Uploaded on 24 March 2020
Ensuring human dignity
Dr Mohammad Manzoor Alam
In the first article of this series we posited that God bestowed dignity on humans: men, women, blacks, whites, yellow races, the wheatish and the reds, as well as on followers of all faiths and atheists – Hindus, Jews, Christians, Buddhists, Jains, Muslims, Sikhs, Zoroastrians, atheists, agnostics, animists and a whole range of in-between categories.
The principle of human dignity is enshrined in the UN Charters, Constitutions of different countries and their laws and moral principles. But have you ever cared to think how many people on earth today have never been treated with dignity because of their statelessness, or their refugee-status, or their low earning, or “low” caste.
These are very important issues for people who want to treat others with respect and sympathy. In today’s global population nearly ten percent of them do not have sufficient food, clean water, access to reasonably good education, housing and protection from the violence of more powerful groups. These minorities, refugees and stateless people are particularly prone to discrimination as justice-delivery systems shamelessly favour the aggressors. Is the dignity of such unprivileged being protected by anyone: the powerful groups, the governments, the police, the judiciary, the society? The answer is a resounding “No.”
Then what is the point of giving lip service to it?
Also consider whether people who have been allowed by the state to be looted and killed and their shops and workshops to be looted and burnt down and survivors to move around like stray cattle in search for a small, subsistence-level earning, can have dignity? The “goli maaro" (shoot them) provocateurs and rioters are roaming free while the victims are being sent to jail right under the nose of the PM and President, in the shadow of national parliament, barely half an hour’s drive from the national and state government hub.
In our first article we quoted the first real economist and 18th century philosopher, Adam Smith, insisting that a dignified life is not possible without a certain degree of economic wellbeing. Democracy as a form of government is seen to be more supportive of human dignity compared to other forms of government.

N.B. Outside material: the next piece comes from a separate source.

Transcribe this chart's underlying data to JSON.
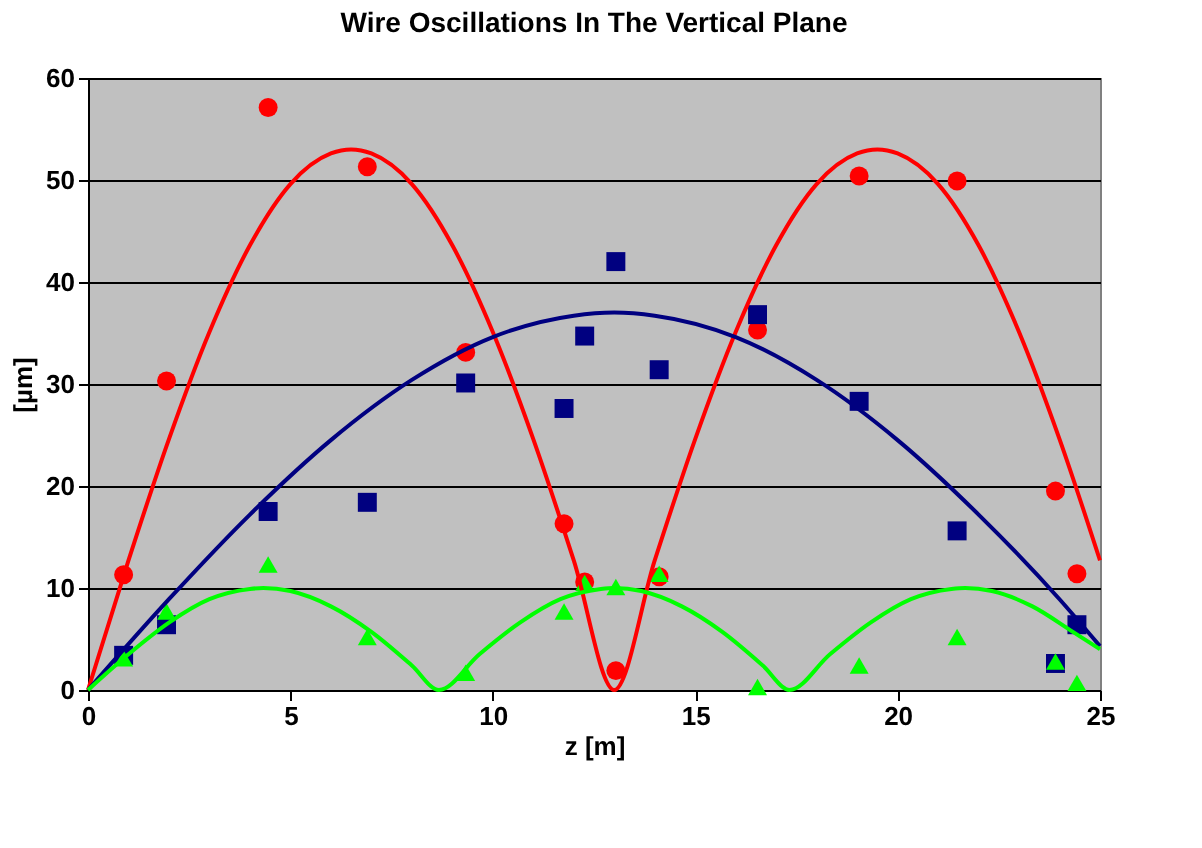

However, today democracy has been reduced to mere periodic elections (often preceded by poisonous propaganda and violence against the weak). Democratic institutions, including Election Commission, CAG, judiciary, and myriad others have lost credibility. There is an economic wellbeing angle to democracy also, without which democracy cannot function well. Several years ago, Fareed Zakaria wrote in his classic Future of Freedom: Illiberal Democracies at Home and Abroad, that democracy cannot flourish in a country with less than $ 5,000 per capita income. Today, this figure must be reckoned to $ 9,000-10,000.
In our effort to establish human dignity we must keep this in mind and give wealth creation its due importance , not just on the level of elite industrialists, but also on lower scale. We must struggle for the establishment of human dignity in every possible way.